15.4.08
The Sleep-Lust Parabasis
Dagwood's effrontery to "work" and its participle "product" (mown lawn) suggest an alternative to the vilification of sleep-lust as "play."
Whether or not we are willing to openly admit it, sleep becomes social capital the second we hit high school. The structure of social functions allows for braggadocio surrounding both the limitation and the indulgence of sleep. Whereas sleep on the one hand is a sign of bourgeois privilege and laziness it is alternatively a symbol of class struggle and rebellion. Sleep is both the limiting liminal structure of economic hierarchy and the means by which such a hierarchy is in theory attacked. To understand the paradox I am attempting to illuminate, consider that it is appropriate to bemoan the lack of sleep one gets at night whilst crediting one’s ability to sleep through lectures, meetings, etc. To this end, the yawn is in itself totemic of both ends of scapegoating structures in a cyclical sense. A yawn is challenge during the day, surrender during the night.
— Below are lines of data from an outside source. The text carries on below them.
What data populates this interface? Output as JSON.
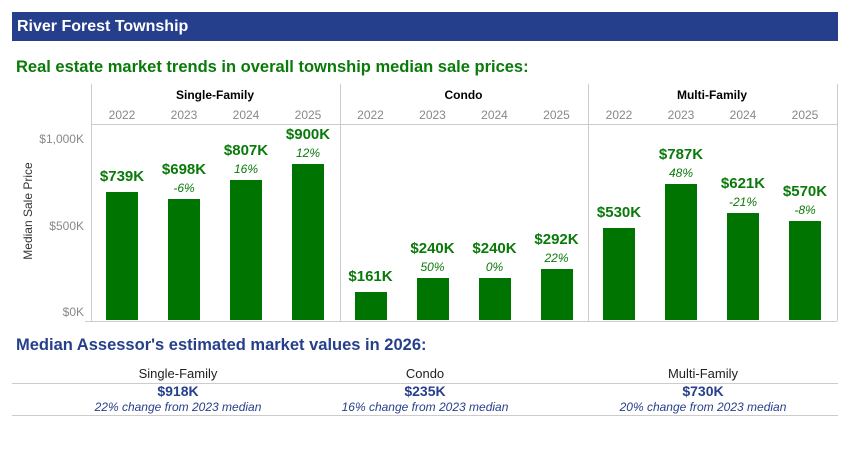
{
  "header": {
    "title": "River Forest Township"
  },
  "subtitle": "Real estate market trends in overall township median sale prices:",
  "chart_data": {
    "type": "bar",
    "ylabel": "Median Sale Price",
    "ylim": [
      0,
      1000
    ],
    "yticks": [
      "$0K",
      "$500K",
      "$1,000K"
    ],
    "ytick_values": [
      0,
      500,
      1000
    ],
    "panels": [
      {
        "name": "Single-Family",
        "years": [
          "2022",
          "2023",
          "2024",
          "2025"
        ],
        "values": [
          739,
          698,
          807,
          900
        ],
        "labels": [
          "$739K",
          "$698K",
          "$807K",
          "$900K"
        ],
        "changes": [
          "",
          "-6%",
          "16%",
          "12%"
        ]
      },
      {
        "name": "Condo",
        "years": [
          "2022",
          "2023",
          "2024",
          "2025"
        ],
        "values": [
          161,
          240,
          240,
          292
        ],
        "labels": [
          "$161K",
          "$240K",
          "$240K",
          "$292K"
        ],
        "changes": [
          "",
          "50%",
          "0%",
          "22%"
        ]
      },
      {
        "name": "Multi-Family",
        "years": [
          "2022",
          "2023",
          "2024",
          "2025"
        ],
        "values": [
          530,
          787,
          621,
          570
        ],
        "labels": [
          "$530K",
          "$787K",
          "$621K",
          "$570K"
        ],
        "changes": [
          "",
          "48%",
          "-21%",
          "-8%"
        ]
      }
    ],
    "bar_color": "#007400"
  },
  "assessor": {
    "title": "Median Assessor's estimated market values in 2026:",
    "items": [
      {
        "category": "Single-Family",
        "value": "$918K",
        "note": "22% change from 2023 median"
      },
      {
        "category": "Condo",
        "value": "$235K",
        "note": "16% change from 2023 median"
      },
      {
        "category": "Multi-Family",
        "value": "$730K",
        "note": "20% change from 2023 median"
      }
    ]
  }
}
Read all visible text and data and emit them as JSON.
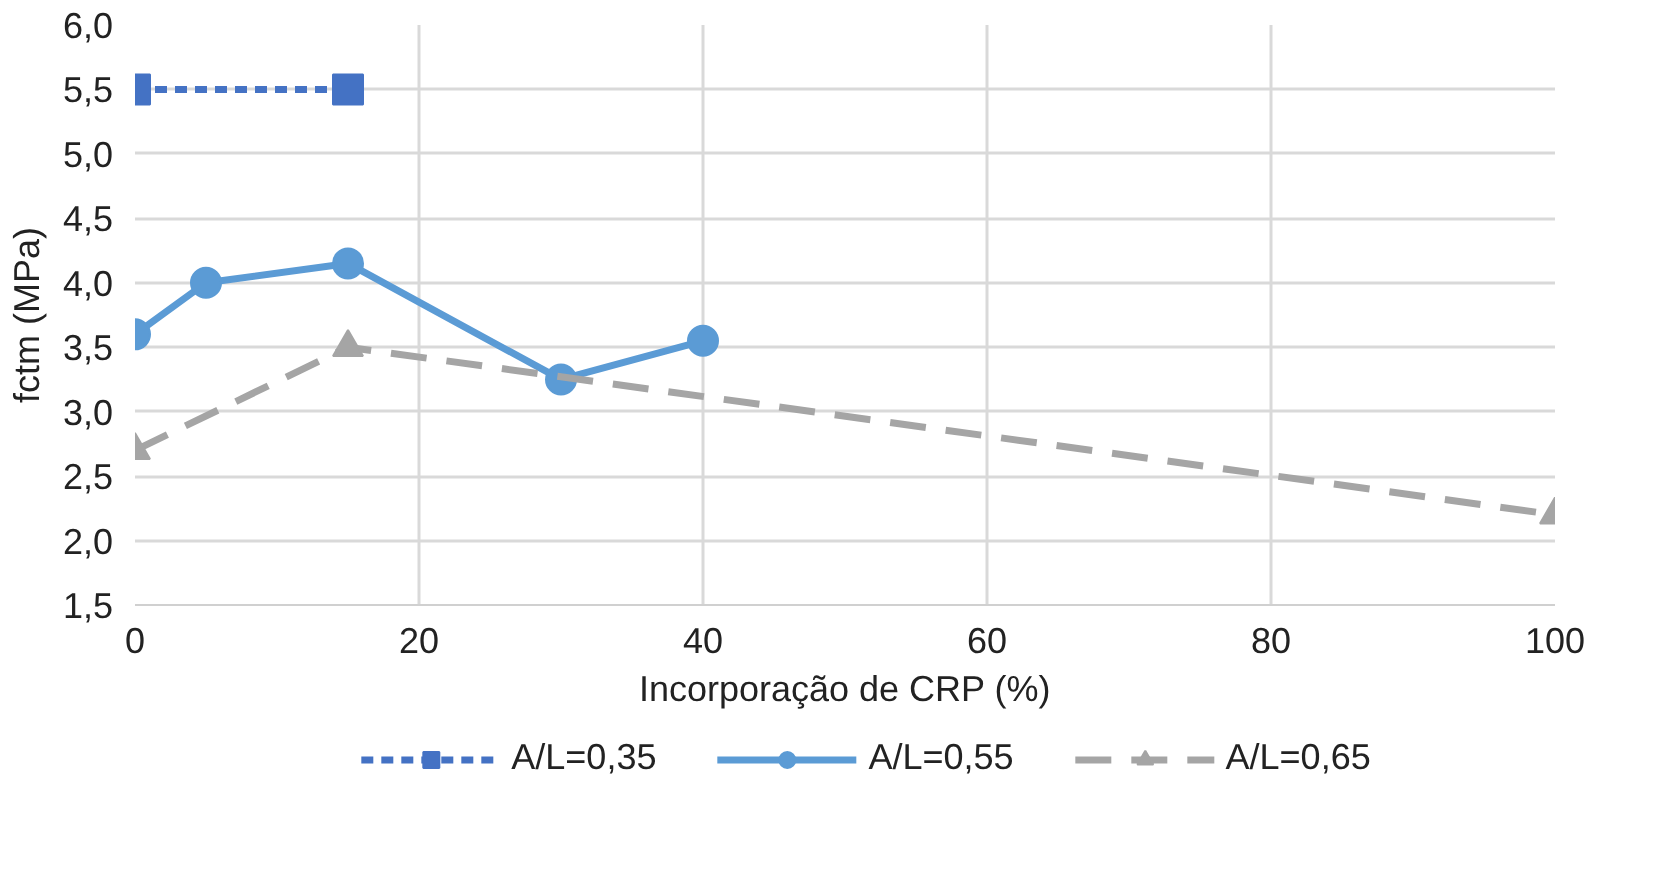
{
  "chart_data": {
    "type": "line",
    "xlabel": "Incorporação de CRP (%)",
    "ylabel": "fctm (MPa)",
    "xlim": [
      0,
      100
    ],
    "xticks": [
      0,
      20,
      40,
      60,
      80,
      100
    ],
    "ylim": [
      1.5,
      6.0
    ],
    "yticks": [
      {
        "value": 1.5,
        "label": "1,5"
      },
      {
        "value": 2.0,
        "label": "2,0"
      },
      {
        "value": 2.5,
        "label": "2,5"
      },
      {
        "value": 3.0,
        "label": "3,0"
      },
      {
        "value": 3.5,
        "label": "3,5"
      },
      {
        "value": 4.0,
        "label": "4,0"
      },
      {
        "value": 4.5,
        "label": "4,5"
      },
      {
        "value": 5.0,
        "label": "5,0"
      },
      {
        "value": 5.5,
        "label": "5,5"
      },
      {
        "value": 6.0,
        "label": "6,0"
      }
    ],
    "grid": true,
    "legend": "bottom",
    "series": [
      {
        "name": "A/L=0,35",
        "color": "#4472c4",
        "marker": "square",
        "line_style": "dotted",
        "x": [
          0,
          15
        ],
        "values": [
          5.5,
          5.5
        ]
      },
      {
        "name": "A/L=0,55",
        "color": "#5b9bd5",
        "marker": "circle",
        "line_style": "solid",
        "x": [
          0,
          5,
          15,
          30,
          40
        ],
        "values": [
          3.6,
          4.0,
          4.15,
          3.25,
          3.55
        ]
      },
      {
        "name": "A/L=0,65",
        "color": "#a5a5a5",
        "marker": "triangle",
        "line_style": "dashed",
        "x": [
          0,
          15,
          100
        ],
        "values": [
          2.7,
          3.5,
          2.2
        ]
      }
    ]
  }
}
To the individual existing without the collective boundaries of hegemonic sleep social customs, sleep is still an object of desire made taboo by repetition of the cultural construction of “sloth”; the realization of communal fear concerning what the indulgence of sleep-lust may cost the continuity of human relations. In this animated opposition of good and bad, the holy office belongs to "work"—-not intended in the scientific sense—-but as a whole; itself attached to some ethereal notion of "product" that will only come about through an oblique exertion. Although this "product" may at times be represented in something expressly palpable (such as a mown lawn), the existence of the “product” is entirely arbitrary in that any perceived advantages of its advent demand to be immediately forgotten in lieu of the establishment of a new and more demanding “product.” Should any “product” bring with it the actual promised satisfaction its presence claims the aforementioned satisfaction would prove conclusive the core lubricious nature of “work.” In this scenario—-admittedly impossible—-understanding of “sloth” would be put into question, our damning of sleep-lust with it.
Therefore, the position of sleep in our waking subconscious understanding reflects the complexity of our physical actions in sleep. Our maneuvering with sleep in conscious hours sculpts our feelings towards ourselves in our sleeping moments. Traditional dream analysis fails to comprehend how our collective attitude towards sleep must be understood in order to approximate any psychological claims on our dreams, themselves property of our sleep-lust. The most telling evidence of this relationship is our intriguing and indulgent habit of physically acting out the dealings of our waking moments in sleep. To this end, if you throw food-lust into the mix, you are served one of the more compelling and complicit phenomena one can hope to examine.